Waspada Modus Penipuan Catut Nama Dukcapil, Ini Peringatan Satgas Pasti

Satuan Tugas Pemberantasan Aktivitas Keuangan Ilegal (Satgas Pasti) mengimbau masyarakat meningkatkan kewaspadaan terhadap modus penipuan keuangan yang mengatasnamakan Direktorat Jenderal Kependudukan dan Pencatatan Sipil (Dukcapil). Peringatan ini disampaikan lewat akun Instagram resmi Satgas Pasti, Selasa (1/9/2026).

Menurut Satgas Pasti, pelaku biasanya memanfaatkan data kependudukan seperti Nomor Induk Kependudukan (NIK), Kartu Keluarga (KK), maupun Kartu Tanda Penduduk (KTP) untuk meyakinkan calon korban bahwa mereka benar-benar berasal dari instansi resmi. Tak jarang, pelaku turut mengirimkan tautan atau mengarahkan korban ke situs palsu guna mengumpulkan informasi pribadi yang kemudian disalahgunakan.

Tiga Modus yang Perlu Dikenali

Berikut beberapa modus yang berhasil diidentifikasi Satgas Pasti:

  • Menghubungi langsung mengaku petugas Dukcapil. Pelaku menghubungi calon korban lewat saluran komunikasi pribadi, mengaku sebagai petugas Dukcapil, lalu meminta data penting seperti NIK, KTP, KK, atau informasi pribadi lainnya dengan berbagai alasan yang terdengar meyakinkan.

  • Mengirim tautan atau barcode palsu. Korban diarahkan untuk mengklik tautan atau memindai barcode tertentu, yang ujung-ujungnya meminta pengisian data pribadi — data inilah yang kemudian dimanfaatkan pelaku untuk kejahatan lebih lanjut.

  • Situs palsu yang menyerupai laman resmi Dukcapil. Korban dijebak memasukkan data pribadi di situs tiruan ini, sehingga informasi pentingnya bisa dicuri dan digunakan untuk penipuan berikutnya.

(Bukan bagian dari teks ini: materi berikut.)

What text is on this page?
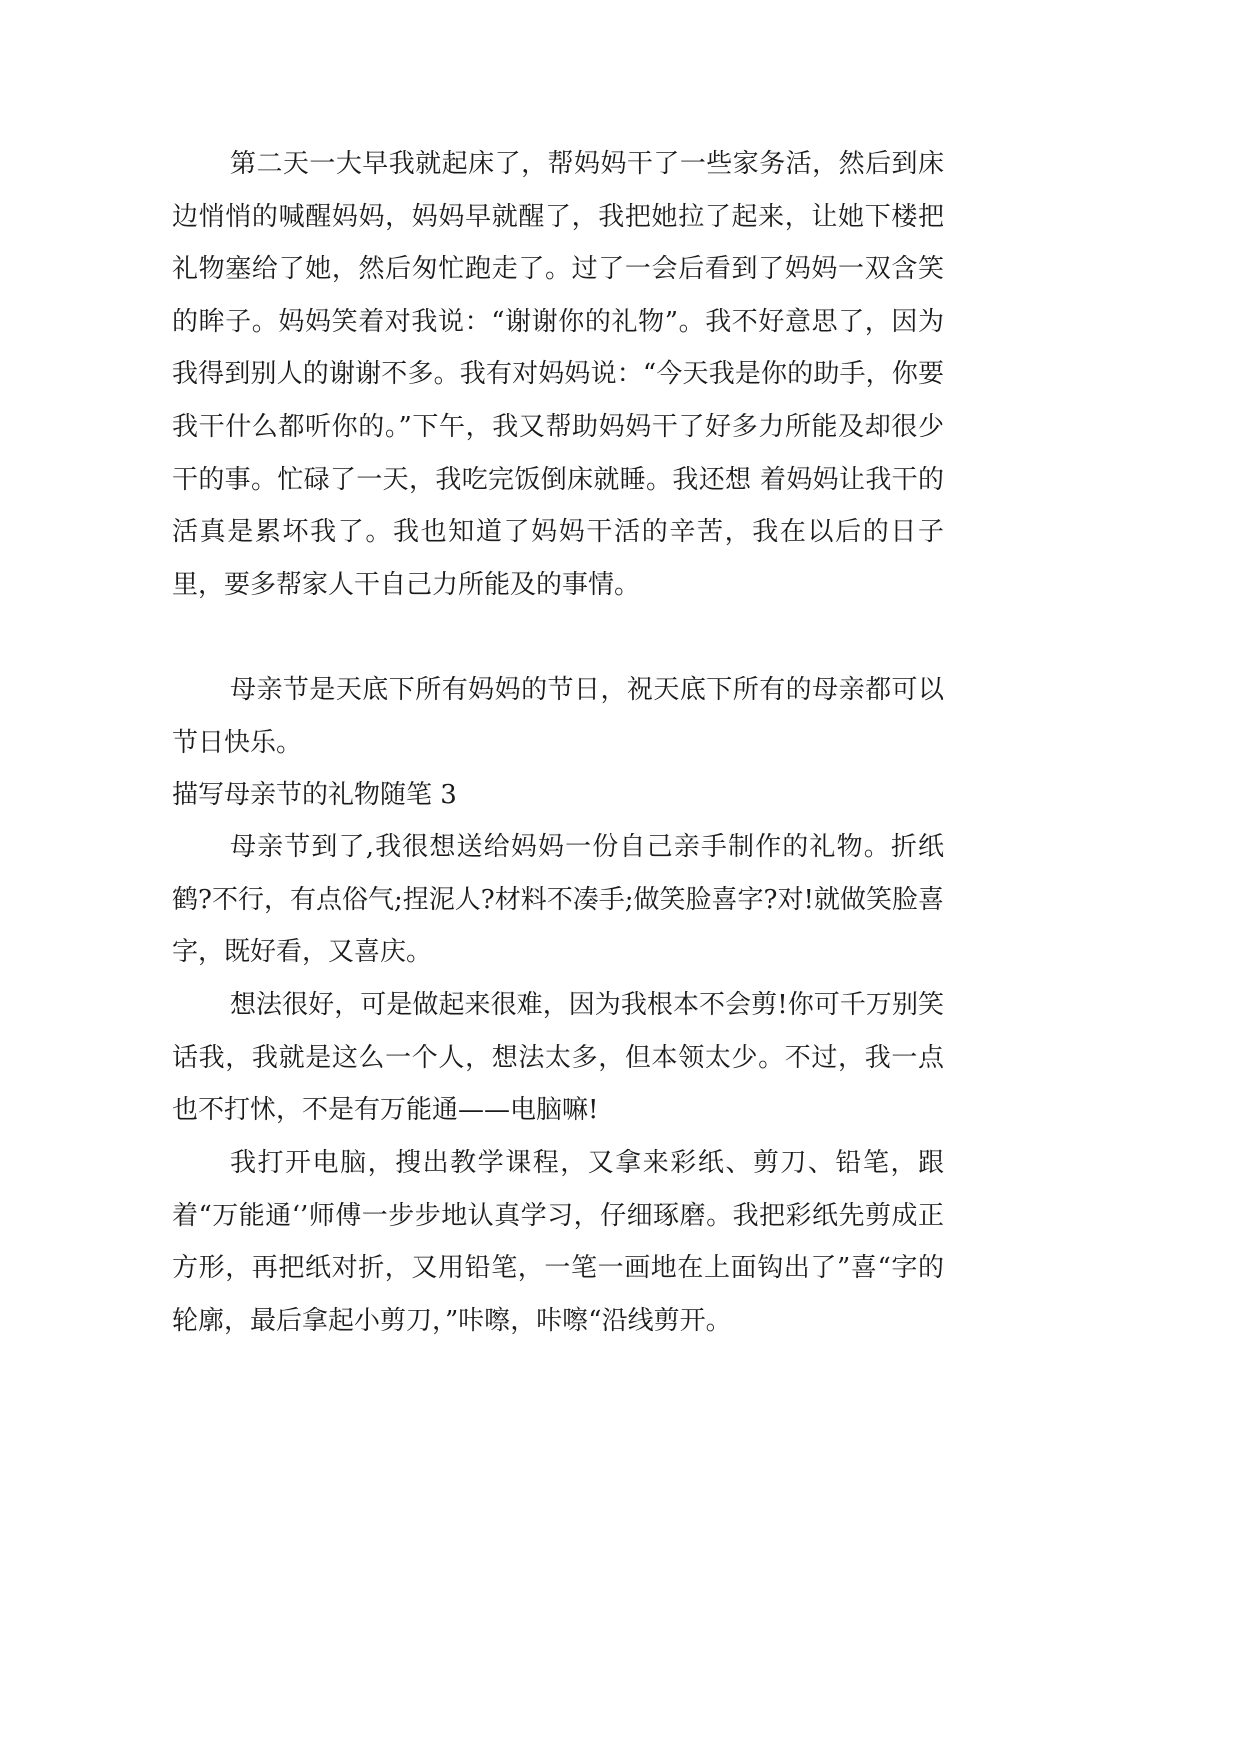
第二天一大早我就起床了，帮妈妈干了一些家务活，然后到床边悄悄的喊醒妈妈，妈妈早就醒了，我把她拉了起来，让她下楼把礼物塞给了她，然后匆忙跑走了。过了一会后看到了妈妈一双含笑的眸子。妈妈笑着对我说：“谢谢你的礼物”。我不好意思了，因为我得到别人的谢谢不多。我有对妈妈说：“今天我是你的助手，你要我干什么都听你的。”下午，我又帮助妈妈干了好多力所能及却很少干的事。忙碌了一天，我吃完饭倒床就睡。我还想 着妈妈让我干的活真是累坏我了。我也知道了妈妈干活的辛苦，我在以后的日子里，要多帮家人干自己力所能及的事情。

母亲节是天底下所有妈妈的节日，祝天底下所有的母亲都可以节日快乐。

描写母亲节的礼物随笔 3

母亲节到了,我很想送给妈妈一份自己亲手制作的礼物。折纸鹤?不行，有点俗气;捏泥人?材料不凑手;做笑脸喜字?对!就做笑脸喜字，既好看，又喜庆。

想法很好，可是做起来很难，因为我根本不会剪!你可千万别笑话我，我就是这么一个人，想法太多，但本领太少。不过，我一点也不打怵，不是有万能通——电脑嘛!

我打开电脑，搜出教学课程，又拿来彩纸、剪刀、铅笔，跟着“万能通‘’师傅一步步地认真学习，仔细琢磨。我把彩纸先剪成正方形，再把纸对折，又用铅笔，一笔一画地在上面钩出了”喜“字的轮廓，最后拿起小剪刀，”咔嚓，咔嚓“沿线剪开。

Satgas Pasti mengingatkan satu hal penting: informasi dari seseorang yang mengaku sebagai petugas belum tentu benar. Masyarakat diminta selalu melakukan pengecekan lewat kanal resmi sebelum mengikuti instruksi apa pun yang diterima.

Cara Melindungi Diri

Untuk menghindari menjadi korban, Satgas Pasti membagikan sejumlah langkah pencegahan berikut:

  • Jangan pernah memberikan NIK, nomor KK, foto KTP, kode OTP, PIN, password, atau data pribadi lainnya kepada pihak yang tidak dikenal.

  • Jangan sembarangan mengklik tautan atau memindai QR code yang dikirim lewat saluran komunikasi pribadi.

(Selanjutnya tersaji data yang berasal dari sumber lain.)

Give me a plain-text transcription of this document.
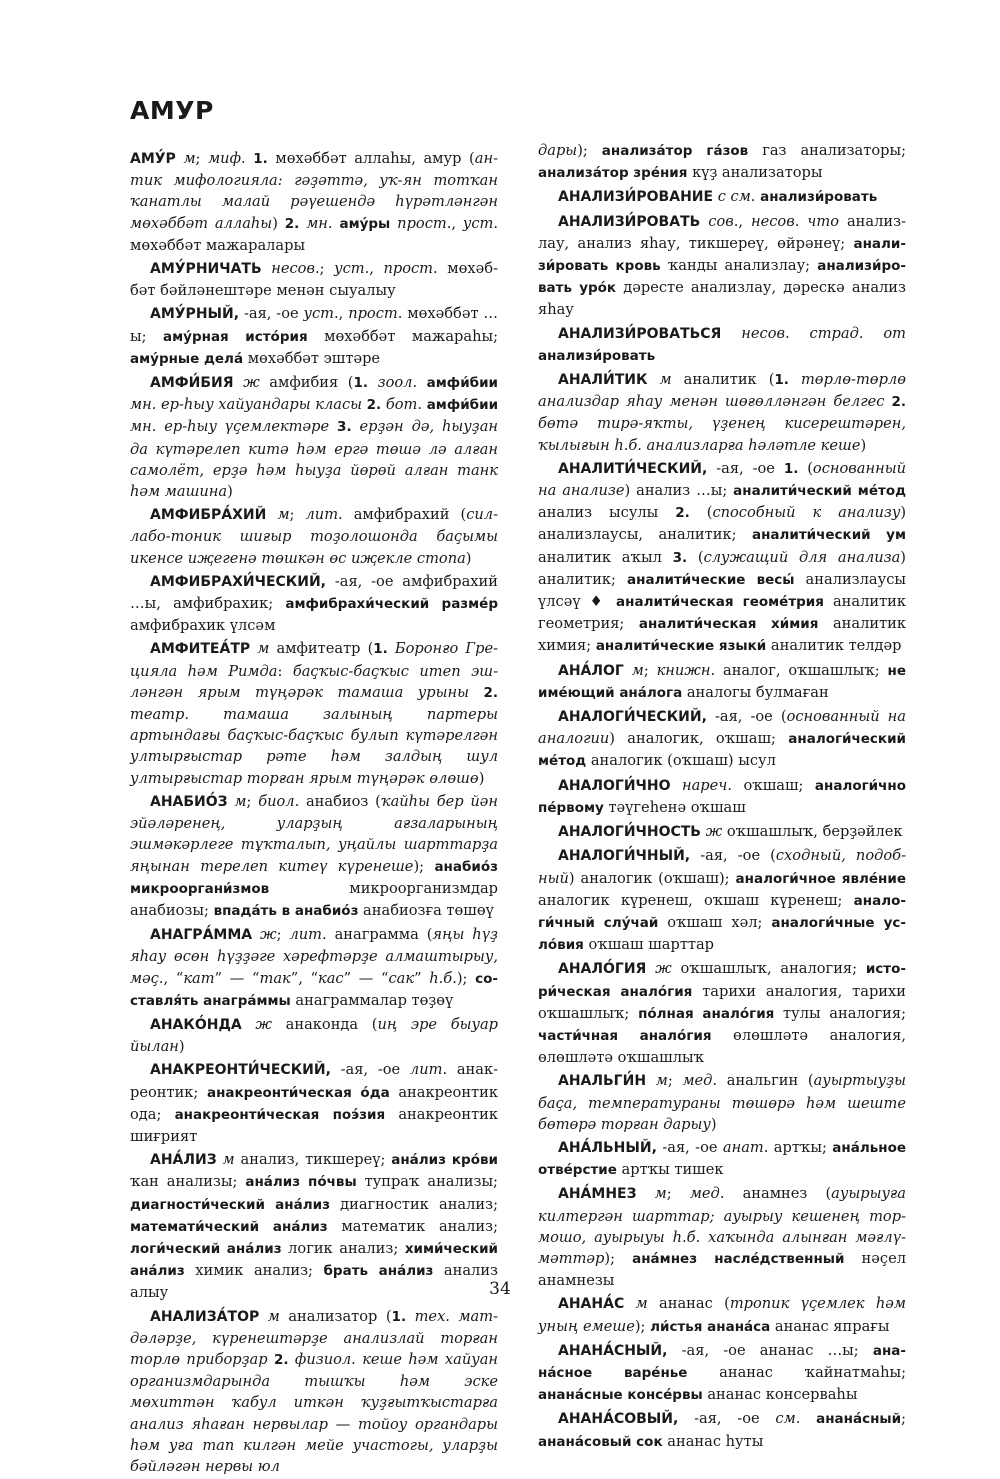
АМУР

АМУ́Р м; миф. 1. мөхәббәт аллаһы, амур (антик мифологияла: гәҙәттә, уҡ-ян тотҡан ҡанатлы малай рәүешендә һүрәтләнгән мөхәббәт аллаһы) 2. мн. аму́ры прост., уст. мөхәббәт мажаралары

АМУ́РНИЧАТЬ несов.; уст., прост. мөхәббәт бәйләнештәре менән сыуалыу

АМУ́РНЫЙ, -ая, -ое уст., прост. мөхәббәт …ы; аму́рная исто́рия мөхәббәт мажараһы; аму́рные дела́ мөхәббәт эштәре

АМФИ́БИЯ ж амфибия (1. зоол. амфи́бии мн. ер-һыу хайуандары класы 2. бот. амфи́бии мн. ер-һыу үҫемлектәре 3. ерҙән дә, һыуҙан да күтәрелеп китә һәм ергә төшә лә алған самолёт, ерҙә һәм һыуҙа йөрөй алған танк һәм машина)

АМФИБРА́ХИЙ м; лит. амфибрахий (силлабо-тоник шиғыр тоҙолошонда баҫымы икенсе иҗегенә төшкән өс иҗекле стопа)

АМФИБРАХИ́ЧЕСКИЙ, -ая, -ое амфибрахий …ы, амфибрахик; амфибрахи́ческий разме́р амфибрахик үлсәм

АМФИТЕА́ТР м амфитеатр (1. Боронғо Грецияла һәм Римда: баҫҡыс-баҫҡыс итеп эшләнгән ярым түңәрәк тамаша урыны 2. театр. тамаша залының партеры артындағы баҫҡыс-баҫҡыс булып күтәрелгән ултырғыстар рәте һәм залдың шул ултырғыстар торған ярым түңәрәк өлөшө)

АНАБИО́З м; биол. анабиоз (ҡайһы бер йән эйәләренең, уларҙың ағзаларының эшмәкәрлеге тұҡталып, уңайлы шарттарҙа яңынан терелеп китеү күренеше); анабио́з микрооргани́змов микроорганизмдар анабиозы; впада́ть в анабио́з анабиозға төшөү

АНАГРА́ММА ж; лит. анаграмма (яңы һүҙ яһау өсөн һүҙҙәге хәрефтәрҙе алмаштырыу, мәҫ., “кат” — “так”, “кас” — “сак” һ.б.); составля́ть анагра́ммы анаграммалар төҙөү

АНАКО́НДА ж анаконда (иң эре быуар йылан)

АНАКРЕОНТИ́ЧЕСКИЙ, -ая, -ое лит. анакреонтик; анакреонти́ческая о́да анакреонтик ода; анакреонти́ческая поэ́зия анакреонтик шиғрият

АНА́ЛИЗ м анализ, тикшереү; ана́лиз кро́ви ҡан анализы; ана́лиз по́чвы тупраҡ анализы; диагности́ческий ана́лиз диагностик анализ; математи́ческий ана́лиз математик анализ; логи́ческий ана́лиз логик анализ; хими́ческий ана́лиз химик анализ; брать ана́лиз анализ алыу

АНАЛИЗА́ТОР м анализатор (1. тех. матдәләрҙе, күренештәрҙе анализлай торған торлө приборҙар 2. физиол. кеше һәм хайуан организмдарында тышҡы һәм эске мөхиттән ҡабул иткән ҡуҙғытҡыстарға анализ яһаған нервылар — тойоу органдары һәм уға тап килгән мейе участогы, уларҙы бәйләгән нервы юл

дары); анализа́тор га́зов газ анализаторы; анализа́тор зре́ния күҙ анализаторы

АНАЛИЗИ́РОВАНИЕ с см. анализи́ровать

АНАЛИЗИ́РОВАТЬ сов., несов. что анализлау, анализ яһау, тикшереү, өйрәнеү; анализи́ровать кровь ҡанды анализлау; анализи́ровать уро́к дәресте анализлау, дәрескә анализ яһау

АНАЛИЗИ́РОВАТЬСЯ несов. страд. от анализи́ровать

АНАЛИ́ТИК м аналитик (1. төрлө-төрлө анализдар яһау менән шөғөлләнгән белгес 2. бөтә тирә-яҡты, үҙенең кисерештәрен, ҡылығын һ.б. анализларға һәләтле кеше)

АНАЛИТИ́ЧЕСКИЙ, -ая, -ое 1. (основанный на анализе) анализ …ы; аналити́ческий ме́тод анализ ысулы 2. (способный к анализу) анализлаусы, аналитик; аналити́ческий ум аналитик аҡыл 3. (служащий для анализа) аналитик; аналити́ческие весы́ анализлаусы үлсәү ♦ аналити́ческая геоме́трия аналитик геометрия; аналити́ческая хи́мия аналитик химия; аналити́ческие языки́ аналитик телдәр

АНА́ЛОГ м; книжн. аналог, оҡшашлыҡ; не име́ющий ана́лога аналогы булмаған

АНАЛОГИ́ЧЕСКИЙ, -ая, -ое (основанный на аналогии) аналогик, оҡшаш; аналоги́ческий ме́тод аналогик (оҡшаш) ысул

АНАЛОГИ́ЧНО нареч. оҡшаш; аналоги́чно пе́рвому тәүгеһенә оҡшаш

АНАЛОГИ́ЧНОСТЬ ж оҡшашлыҡ, берҙәйлек

АНАЛОГИ́ЧНЫЙ, -ая, -ое (сходный, подобный) аналогик (оҡшаш); аналоги́чное явле́ние аналогик күренеш, оҡшаш күренеш; аналоги́чный слу́чай оҡшаш хәл; аналоги́чные усло́вия оҡшаш шарттар

АНАЛО́ГИЯ ж оҡшашлыҡ, аналогия; истори́ческая анало́гия тарихи аналогия, тарихи оҡшашлыҡ; по́лная анало́гия тулы аналогия; части́чная анало́гия өлөшләтә аналогия, өлөшләтә оҡшашлыҡ

АНАЛЬГИ́Н м; мед. анальгин (ауыртыуҙы баҫа, температураны төшөрә һәм шеште бөтөрә торған дарыу)

АНА́ЛЬНЫЙ, -ая, -ое анат. артҡы; ана́льное отве́рстие артҡы тишек

АНА́МНЕЗ м; мед. анамнез (ауырыуға килтергән шарттар; ауырыу кешенең тормошо, ауырыуы һ.б. хаҡында алынған мәғлүмәттәр); ана́мнез насле́дственный нәҫел анамнезы

АНАНА́С м ананас (тропик үҫемлек һәм уның емеше); ли́стья анана́са ананас япрағы

АНАНА́СНЫЙ, -ая, -ое ананас …ы; анана́сное варе́нье ананас ҡайнатмаһы; анана́сные консе́рвы ананас консерваһы

АНАНА́СОВЫЙ, -ая, -ое см. анана́сный; анана́совый сок ананас һуты

34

  • Jangan panik ketika menerima informasi terkait masalah data kependudukan — pastikan dulu kebenarannya lewat kanal resmi yang tersedia.

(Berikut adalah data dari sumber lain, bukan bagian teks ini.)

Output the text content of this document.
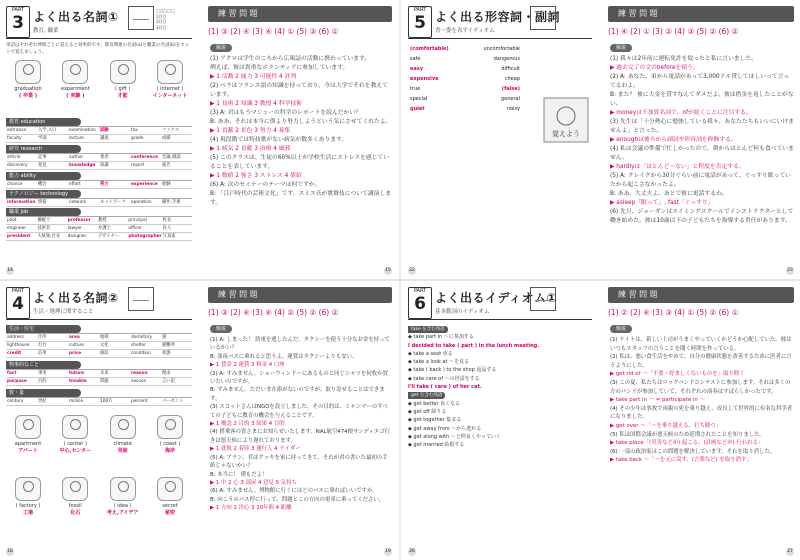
PART
3 よく出る名詞①
教育, 職業
□□□□□
1回目
2回目
3回目
単語はそれぞれ仲間ごとに覚えると効率的です。教育関連の名詞(a)と職業の名詞(b)をセットで覚えましょう。
graduation
( 卒業 )
experiment
( 実験 )
( gift )
才能
( internet )
インターネット
教育 education
entrance	入学,入口	examination 試験	fax	ファクス
faculty	学部	lecture	講義	grade	成績
研究 research
article	記事	author	著者	conference 会議,相談
discovery	発見	knowledge	知識	report	報告
能力 ability
chance	機会	effort	努力	experience 経験
テクノロジー technology
information 情報	network	ネットワーク	operation	操作,手術
職業 job
pilot	操縦士	professor	教授	principal	校長
engineer	技術者	lawyer	弁護士	officer	役人
president	大統領,社長	designer	デザイナー	photographer 写真家
14
練 習 問 題
(1) ③ (2) ④ (3) ④ (4) ① (5) ③ (6) ①
解説
(1) アクロは学生のころから広報誌の活動に携わっています。
例えば、彼は貴重なボランティアに参加しています。
▶ 1 活動 2 能力 3 可能性 4 評判
(2) ベラはフランス語の知識を持っており、今は大学でそれを教えています。
▶ 1 技術 2 知識 3 教授 4 科学技術
(3) A: 君はもうマシューの科学のレポートを読んだかい？
B: ああ、それは本当に僕より努力しようという気にさせてくれたよ。
▶ 1 貢献 2 景色 3 努力 4 募集
(4) 現段階では特技歌がない病気が数多くあります。
▶ 1 病気 2 貢献 3 治療 4 風邪
(5) このクラスは、生徒の60%以上が学校生活にストレスを感じていることを表しています。
▶ 1 数値 2 強さ 3 ストレス 4 債給
(6) A: 次のセミナーのテーマは何ですか。
B: 「江戸時代の芸術文化」です。スミス氏が歌舞伎について講演します。
15
PART
5 よく出る形容詞・副詞
書～姿を表すイディオム
(comfortable)	uncomfortable
safe	dangerous
easy	difficult
expensive	cheap
true	(false)
special	general
quiet	noisy
覚えよう
22
練 習 問 題
(1) ④ (2) ① (3) ② (4) ③ (5) ② (6) ②
解説
(1) 我々は2年前に運転免許を取ったと私に言いました。
▶ 過去完了の文のbeforeを使う。
(2) A: あなた、弟から電話があって3,000ドル貸してほしいって言ってるわよ。
B: また？ 彼に大金を貸すなんてダメだよ。彼は借金を返したことがない。
▶ moneyは不加算名詞で、ofが続くことに注目する。
(3) 先生は「十分熱心に勉強している我々、あなたたちもいいにいけませんよ」と言った。
▶ enoughは後ろから副詞や形容詞を修飾する。
(4) 私は会議の準備で忙しかったので、朝からほとんど何も食べていません。
▶ hardlyは「ほとんど～ない」と程度を否定する。
(5) A: クレイグから30分ぐらい前に電話があって、ぐっすり眠っていたから起こさなかったよ。
B: ああ、大丈夫よ。あとで彼に電話するわ。
▶ asleep「眠って」, fast「ぐっすり」
(6) 先月、ジョーダンはスイミングスクールでインストラクターとして働き始めた。彼は10歳以下の子どもたちを指導する責任があります。
23
PART
4 よく出る名詞②
生活・地理に関すること
生活・住宅
address	住所	area	地域	dormitory	寮
lighthouse	灯台	culture	文化	shelter	避難所
credit	信用	price	値段	condition	状態
物事的なこと
fact	事実	future	未来	reason	理由
purpose	目的	trouble	問題	excuse	言い訳
数・量
century	世紀	million	100万	percent	パーセント
apartment
アパート
( center )
中心,センター
climate
気候
( coast )
海岸
( factory )
工場
fossil
化石
( idea )
考え,アイデア
secret
秘密
18
練 習 問 題
(1) ③ (2) ④ (3) ④ (4) ② (5) ② (6) ②
解説
(1) A: しまった！ 終電を逃したんだ。タクシーを使う十分なお金を持っているかい？
B: 深夜バスに乗れると思うよ。運賃はタクシーよりも安い。
▶ 1 賃金 2 運賃 3 料金 4 口座
(2) A: すみません。ショーウィンドーにあるものと同じシャツを何枚か買いたいのですが。
B: すみません。ただいま在庫がないのですが、取り寄せることはできます。
(3) スコットさんはNGOを設立しました。その目的は、ミャンマーのすべての子どもに教育の機会を与えることです。
▶ 1 概念 2 目的 3 結果 4 目的
(4) 搭乗客の皆さまにお知らせいたします。NAL航空474便サンディエゴ行きは悪天候により遅れております。
▶ 1 就航 2 着陸 3 運行人 4 ライダー
(5) A: アラン、君はクッキを家に持ってきて、それが君の書いた最初の手紙じゃないかい？
B: 本当に！ 僕もだよ！
▶ 1 中 2 心 3 部屋 4 意見 5 気持ち
(6) A: すみません。博物館に行くにはどのバスに乗ればいいですか。
B: 向こうのバス停に行って、問題とこの方向の電車に乗ってください。
▶ 1 方向 2 決心 3 10年間 4 距離
19
PART
6 よく出るイディオム①
基本動詞のイディオム
take を含む熟語
◆ take part in ～に参加する
I decided to take ( part ) in the lunch meeting.
◆ take a seat 座る
◆ take a look at ～を見る
◆ take ( back ) to the shop 返品する
◆ take care of ～の世話をする
I'll take ( care ) of her cat.
get を含む熟語
◆ get better 良くなる
◆ get off 降りる
◆ get together 集まる
◆ get away from ～から逃れる
◆ get along with ～と仲良くやっていく
◆ get married 結婚する
26
練 習 問 題
(1) ② (2) ④ (3) ③ (4) ① (5) ② (6) ①
解説
(1) ケイトは、新しい上司がうまくやっていくかどうか心配していた。彼はいつもスタッフの言うことを聞く時間を作っている。
(2) 私は、悪い食生活をやめて、自分の健康状態を改善するために医者に言うようにした。
▶ get rid of ～「不要・好ましくないものを」取り除く
(3) この夏、私たちはロックバンドコンテストに参加します。それは多くの方のバンドが参加していて、それぞれの演奏はすばらしかったです。
▶ take part in ～ = participate in ～
(4) その少年は事故で両親の死を乗り越え、成長して世界的に有名な科学者になりました。
▶ get over ～「～を乗り越える、打ち勝つ」
(5) 私は国際会議が悪天候のため延期されたことを知りました。
▶ take place「(災害などが) 起こる、(計画などが) 行われる」
(6) 一部の政治家はこの問題を解決しています。それを取り消した。
▶ take back ～「～を元に戻す、(言葉など) を取り消す」
27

  • Jangan melakukan transfer dana atau mengikuti instruksi pembayaran yang mencurigakan, sekalipun terkesan mendesak.

Secara umum, Satgas Pasti menekankan pentingnya mengenali berbagai modus penipuan, tidak mudah percaya, dan selalu waspada terhadap upaya penyalahgunaan data pribadi — mengingat modus semacam ini terus berkembang dan menyasar korban dengan cara yang semakin meyakinkan.

Ke Mana Melapor Jika Terlanjur Jadi Korban

Bagi masyarakat yang sudah terlanjur menjadi korban penipuan transaksi keuangan, Satgas Pasti mengarahkan untuk segera melapor melalui Indonesia Anti-Scam Centre (IASC). Laporan dapat disampaikan lewat laman resmi IASC, guna membantu proses penanganan sekaligus mencegah agar modus serupa tidak memakan korban lebih banyak lagi.